A run directory may have multiple SampleSheet.csv files in it. Choose only one to parse.

Parameters

samplesheet_paths (list[str]) – List of paths to SampleSheet.csv files
instrument_type (str) – Instrument type, should be one of: “miseq”, “nextseq”
run_id (str) – Sequencing run ID

auto_irida_azure_upload.samplesheet.find_samplesheets(run_dir, instrument_type)

Find SampleSheets in run directory.

Parameters

run_dir (str) – Path to sequencing run directory
instrument_type (str) – Instrument type (‘miseq’ or ‘nextseq’)

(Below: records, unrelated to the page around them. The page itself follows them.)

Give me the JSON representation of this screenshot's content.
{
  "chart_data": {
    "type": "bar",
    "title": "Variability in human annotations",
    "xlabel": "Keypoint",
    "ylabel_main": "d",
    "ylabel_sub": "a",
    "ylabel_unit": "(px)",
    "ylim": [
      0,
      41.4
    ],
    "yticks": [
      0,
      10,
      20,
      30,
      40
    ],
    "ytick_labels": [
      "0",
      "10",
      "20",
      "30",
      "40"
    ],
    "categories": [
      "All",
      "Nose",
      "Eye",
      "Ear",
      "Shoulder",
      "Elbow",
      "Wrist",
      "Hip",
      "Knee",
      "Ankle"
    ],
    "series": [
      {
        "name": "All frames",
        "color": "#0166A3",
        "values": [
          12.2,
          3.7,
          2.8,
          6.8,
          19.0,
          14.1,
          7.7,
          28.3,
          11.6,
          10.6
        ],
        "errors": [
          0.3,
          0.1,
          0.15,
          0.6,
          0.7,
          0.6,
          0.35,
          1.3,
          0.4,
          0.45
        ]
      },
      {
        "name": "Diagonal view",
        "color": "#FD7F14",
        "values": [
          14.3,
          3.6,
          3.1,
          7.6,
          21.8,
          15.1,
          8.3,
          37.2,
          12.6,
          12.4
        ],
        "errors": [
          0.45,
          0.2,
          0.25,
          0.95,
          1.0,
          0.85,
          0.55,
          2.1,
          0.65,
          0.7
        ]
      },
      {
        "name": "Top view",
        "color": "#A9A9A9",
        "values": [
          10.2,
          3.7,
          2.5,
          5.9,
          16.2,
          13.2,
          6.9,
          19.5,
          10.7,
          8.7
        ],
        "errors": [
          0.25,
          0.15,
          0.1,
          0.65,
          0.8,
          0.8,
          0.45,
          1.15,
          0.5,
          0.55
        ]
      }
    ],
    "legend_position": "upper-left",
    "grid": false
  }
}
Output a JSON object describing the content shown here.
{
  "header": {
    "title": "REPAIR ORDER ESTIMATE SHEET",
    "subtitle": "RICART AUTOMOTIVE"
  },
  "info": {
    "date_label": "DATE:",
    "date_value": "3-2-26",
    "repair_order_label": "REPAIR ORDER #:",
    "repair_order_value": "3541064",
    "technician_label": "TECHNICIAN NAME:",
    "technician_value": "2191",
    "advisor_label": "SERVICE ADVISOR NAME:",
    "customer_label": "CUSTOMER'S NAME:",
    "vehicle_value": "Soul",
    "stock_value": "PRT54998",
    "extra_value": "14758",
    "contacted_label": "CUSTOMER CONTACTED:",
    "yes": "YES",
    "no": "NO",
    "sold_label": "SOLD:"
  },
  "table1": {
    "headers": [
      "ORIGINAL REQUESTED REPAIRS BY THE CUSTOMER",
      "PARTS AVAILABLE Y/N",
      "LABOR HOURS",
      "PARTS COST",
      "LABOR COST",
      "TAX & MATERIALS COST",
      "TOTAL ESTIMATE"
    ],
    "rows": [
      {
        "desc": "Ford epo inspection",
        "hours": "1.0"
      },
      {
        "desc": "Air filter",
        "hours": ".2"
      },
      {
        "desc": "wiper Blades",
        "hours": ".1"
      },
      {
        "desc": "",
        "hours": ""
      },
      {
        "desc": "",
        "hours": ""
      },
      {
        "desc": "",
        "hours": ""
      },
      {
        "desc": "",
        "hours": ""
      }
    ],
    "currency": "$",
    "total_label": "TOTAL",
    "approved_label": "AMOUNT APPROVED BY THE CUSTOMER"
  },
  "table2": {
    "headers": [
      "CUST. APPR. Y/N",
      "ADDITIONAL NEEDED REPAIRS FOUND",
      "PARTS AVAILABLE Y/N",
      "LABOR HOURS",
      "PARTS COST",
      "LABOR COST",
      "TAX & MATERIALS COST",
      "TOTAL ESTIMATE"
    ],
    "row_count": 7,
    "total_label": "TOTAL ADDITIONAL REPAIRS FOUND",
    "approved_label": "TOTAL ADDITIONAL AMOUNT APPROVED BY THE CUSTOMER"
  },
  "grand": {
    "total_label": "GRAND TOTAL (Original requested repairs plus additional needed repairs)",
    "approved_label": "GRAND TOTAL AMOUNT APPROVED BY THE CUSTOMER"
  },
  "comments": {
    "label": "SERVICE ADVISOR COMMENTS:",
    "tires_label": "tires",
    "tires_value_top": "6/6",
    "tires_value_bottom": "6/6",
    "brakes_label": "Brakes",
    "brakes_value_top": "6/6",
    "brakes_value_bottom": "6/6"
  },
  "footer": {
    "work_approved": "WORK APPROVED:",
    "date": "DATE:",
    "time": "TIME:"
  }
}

auto_irida_azure_upload.samplesheet.parse_samplesheet(samplesheet_path: str, instrument_type: str) → dict[str, object]

Parameters

samplesheet_path (str) –
instrument_type (str) – One of miseq or nextseq

auto_irida_azure_upload.samplesheet.parse_samplesheet_miseq(samplesheet_path)

Parse a MiSeq SampleSheet. Returns None if parsing fails.

Parameters: samplesheet_path (str) – Path to SampleSheet file.
Returns: Parsed SampleSheet
Return type: Optional[dict[str, object]]

auto_irida_azure_upload.samplesheet.parse_samplesheet_nextseq(samplesheet_path)

auto_irida_azure_upload.util

This module includes some useful utility functions that may be useful in other modules.